Pierre Boussanga Monné a dirigé Sidwaya de février 1991 à juin 1993. Sous son leadership, l'ancien DG a apporté sa touche à l'édification du quotidien. Dans cet entretien, M. Monné nous fait découvrir un pan de l'histoire du « Journal de tous les Burkinabè » ainsi que les initiatives développées à l'époque. Il aborde aussi les défis à relever par le journal.
Sidwaya (S): Qui est Pierre Boussanga Monné ?

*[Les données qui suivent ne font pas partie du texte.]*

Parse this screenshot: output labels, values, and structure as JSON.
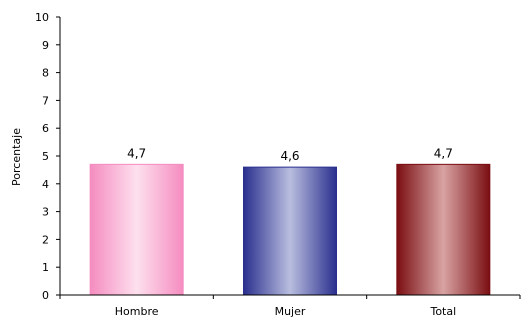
{
  "chart_data": {
    "type": "bar",
    "categories": [
      "Hombre",
      "Mujer",
      "Total"
    ],
    "values": [
      4.7,
      4.6,
      4.7
    ],
    "data_labels": [
      "4,7",
      "4,6",
      "4,7"
    ],
    "title": "",
    "xlabel": "",
    "ylabel": "Porcentaje",
    "ylim": [
      0,
      10
    ],
    "yticks": [
      0,
      1,
      2,
      3,
      4,
      5,
      6,
      7,
      8,
      9,
      10
    ],
    "ytick_labels": [
      "0",
      "1",
      "2",
      "3",
      "4",
      "5",
      "6",
      "7",
      "8",
      "9",
      "10"
    ],
    "grid": false,
    "legend": "none",
    "bar_colors": [
      {
        "edge": "#f58cc0",
        "mid": "#fde0ee"
      },
      {
        "edge": "#2a2f8e",
        "mid": "#b9bedf"
      },
      {
        "edge": "#7a0e12",
        "mid": "#d9a3a3"
      }
    ]
  }
}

Pierre Boussanga Monné (P.B.M.) : Je suis né le 20 décembre 1957 à Accra au Ghana. Je suis fonctionnaire à la retraite, marié, père de 4 enfants. J'ai fait mes études universitaires à l'Ecole supérieure de droit (ESD) à l'Université de Ouagadougou de 1978 à 1980. Après mon cursus universitaire, j'ai été admis à l'Institut national de la jeunesse et des sports (INJS) de Yaoundé, au Cameroun, de 1980 à 1984 où j'ai obtenu le diplôme de conseiller principal de jeunesse et d'animation. A la fin de ma formation, j'ai intégré la Fonction publique en octobre 1984 et j'ai été mis à la disposition du Secrétariat général des Comités de défense de la révolution (CDR), plus précisément à la direction des CDR géographiques en qualité de chargé des relations interministérielles.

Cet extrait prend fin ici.